Strong sales of its mobile phones including the ultra slim Razr handset helped Motorola report record sales and earnings from continuing operations in the third quarter and gain market share.

Motorola, which ranks as the biggest mobile phone vendor in North America and the world’s second-largest mobile phone maker after Finland’s Nokia, reported a profit of $1.75bn, or 69 cents per share compared with $479m, or 20 cents per share a year earlier before the Schaumburg, Illinois-based company spun off its semiconductor unit.

“We are very excited about our third quarter results and overall performance year-to-date,” said Ed Zander, Motorola’s chief executive, who has helped to boost sales and profits and rebuilt Motorola’s reputation for delivering innovative mobile phones since taking over in early 2004. “Excluding re-organisation charges, all four of Motorola’s businesses grew profitably during the quarter.”

Mr Zander said the network division had “a blow-out quarter’ and added that sales of its “connected home” devices including cable modems and set-top boxes were also strong.

Overall, Motorola shipped 39m mobile phones during the quarter including 6.5m Razr units and 250,000 of its recently launched iTunes Rokr music phone.

Mr Zander said mobile phone sales were strong across all market segments and added that average selling prices were roughly flat.
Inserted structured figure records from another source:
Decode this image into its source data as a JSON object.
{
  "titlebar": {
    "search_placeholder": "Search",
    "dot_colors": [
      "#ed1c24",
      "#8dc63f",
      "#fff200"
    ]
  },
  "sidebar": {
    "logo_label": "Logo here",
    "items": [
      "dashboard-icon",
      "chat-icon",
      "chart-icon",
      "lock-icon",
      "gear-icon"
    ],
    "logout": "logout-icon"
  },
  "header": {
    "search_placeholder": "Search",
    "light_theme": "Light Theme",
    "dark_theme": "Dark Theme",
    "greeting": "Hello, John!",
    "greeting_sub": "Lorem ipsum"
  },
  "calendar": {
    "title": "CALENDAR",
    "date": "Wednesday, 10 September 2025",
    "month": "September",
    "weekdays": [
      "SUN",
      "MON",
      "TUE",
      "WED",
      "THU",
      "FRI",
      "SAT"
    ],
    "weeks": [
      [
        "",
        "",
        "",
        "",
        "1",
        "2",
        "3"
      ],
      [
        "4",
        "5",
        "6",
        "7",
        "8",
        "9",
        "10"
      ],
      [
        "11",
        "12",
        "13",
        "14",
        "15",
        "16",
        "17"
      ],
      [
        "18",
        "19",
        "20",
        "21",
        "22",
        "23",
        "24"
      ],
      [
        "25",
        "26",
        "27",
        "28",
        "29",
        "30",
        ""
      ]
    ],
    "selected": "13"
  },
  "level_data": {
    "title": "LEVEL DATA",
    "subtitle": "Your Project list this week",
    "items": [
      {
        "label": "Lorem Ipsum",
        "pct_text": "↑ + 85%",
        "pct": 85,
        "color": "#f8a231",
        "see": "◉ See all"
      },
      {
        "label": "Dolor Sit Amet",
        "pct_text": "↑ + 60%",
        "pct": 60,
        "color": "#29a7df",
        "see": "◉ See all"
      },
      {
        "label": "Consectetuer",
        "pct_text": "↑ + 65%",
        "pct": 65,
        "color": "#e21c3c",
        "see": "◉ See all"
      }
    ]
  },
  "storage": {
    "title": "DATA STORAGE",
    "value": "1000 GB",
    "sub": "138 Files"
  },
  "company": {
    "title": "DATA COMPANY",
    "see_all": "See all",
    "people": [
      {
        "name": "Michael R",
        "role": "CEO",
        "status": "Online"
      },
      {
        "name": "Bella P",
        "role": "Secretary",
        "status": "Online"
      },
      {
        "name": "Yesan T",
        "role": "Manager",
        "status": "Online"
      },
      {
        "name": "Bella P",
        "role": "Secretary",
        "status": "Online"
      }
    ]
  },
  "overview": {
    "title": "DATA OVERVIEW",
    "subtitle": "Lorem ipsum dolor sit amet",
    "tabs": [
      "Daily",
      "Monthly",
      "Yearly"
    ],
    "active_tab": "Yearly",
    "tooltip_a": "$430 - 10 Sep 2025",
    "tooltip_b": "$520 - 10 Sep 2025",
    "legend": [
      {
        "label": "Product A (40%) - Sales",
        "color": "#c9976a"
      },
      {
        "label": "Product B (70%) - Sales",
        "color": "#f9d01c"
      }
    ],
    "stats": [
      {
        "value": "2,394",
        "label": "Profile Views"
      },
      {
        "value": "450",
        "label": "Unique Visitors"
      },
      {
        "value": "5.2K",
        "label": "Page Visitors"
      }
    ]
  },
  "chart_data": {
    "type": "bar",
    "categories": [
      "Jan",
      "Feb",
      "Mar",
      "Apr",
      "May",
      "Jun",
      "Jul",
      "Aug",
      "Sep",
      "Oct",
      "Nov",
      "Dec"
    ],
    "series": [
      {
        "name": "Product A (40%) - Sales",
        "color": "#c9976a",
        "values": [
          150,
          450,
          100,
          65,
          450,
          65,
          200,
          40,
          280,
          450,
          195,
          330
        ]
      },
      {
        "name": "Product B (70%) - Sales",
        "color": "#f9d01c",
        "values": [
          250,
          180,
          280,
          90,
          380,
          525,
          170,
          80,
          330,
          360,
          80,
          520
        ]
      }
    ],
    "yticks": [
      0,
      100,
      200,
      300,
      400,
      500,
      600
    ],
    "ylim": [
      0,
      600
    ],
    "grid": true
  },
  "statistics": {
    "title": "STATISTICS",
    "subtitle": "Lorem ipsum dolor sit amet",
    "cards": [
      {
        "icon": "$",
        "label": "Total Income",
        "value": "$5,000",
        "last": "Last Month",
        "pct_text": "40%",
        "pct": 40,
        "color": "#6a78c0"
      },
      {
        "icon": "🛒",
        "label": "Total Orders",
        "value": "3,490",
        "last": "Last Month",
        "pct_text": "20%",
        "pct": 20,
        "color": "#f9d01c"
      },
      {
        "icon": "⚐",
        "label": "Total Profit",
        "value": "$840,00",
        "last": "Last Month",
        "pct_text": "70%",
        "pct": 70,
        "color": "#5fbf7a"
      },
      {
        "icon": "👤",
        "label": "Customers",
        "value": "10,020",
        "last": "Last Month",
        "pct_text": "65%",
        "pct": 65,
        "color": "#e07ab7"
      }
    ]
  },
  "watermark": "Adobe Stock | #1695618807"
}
As a result, Motorola claimed that its share of the global mobile phone market increased by 5.5 percentage points to 19 per cent compared with the year-ago period and by about 1 percentage point over the 2005 second quarter.

Excluding special items including tax benefits and a gain related to Sprint’s $36bn purchase of Nextel Communications, Motorola earned 30 cents per share in the latest quarter.

Revenues climbed to $9.42bn from $7.5bn a year ago, boosted largely by the strength of the group’s mobile devices segment which includes its mobile phone business. Sales in the mobile devices division increased by 41 per cent to $5.6bn while operating earnings jumped to $597m from $394m a year earlier.

Motorola predicted fourth-quarter sales of between $10.3bn and $10.5bn with profit from operations of between 32 cents to 34 cents a share. The stock closed on Tuesday up 23 cents at $20.17, ahead of the earnings announcement.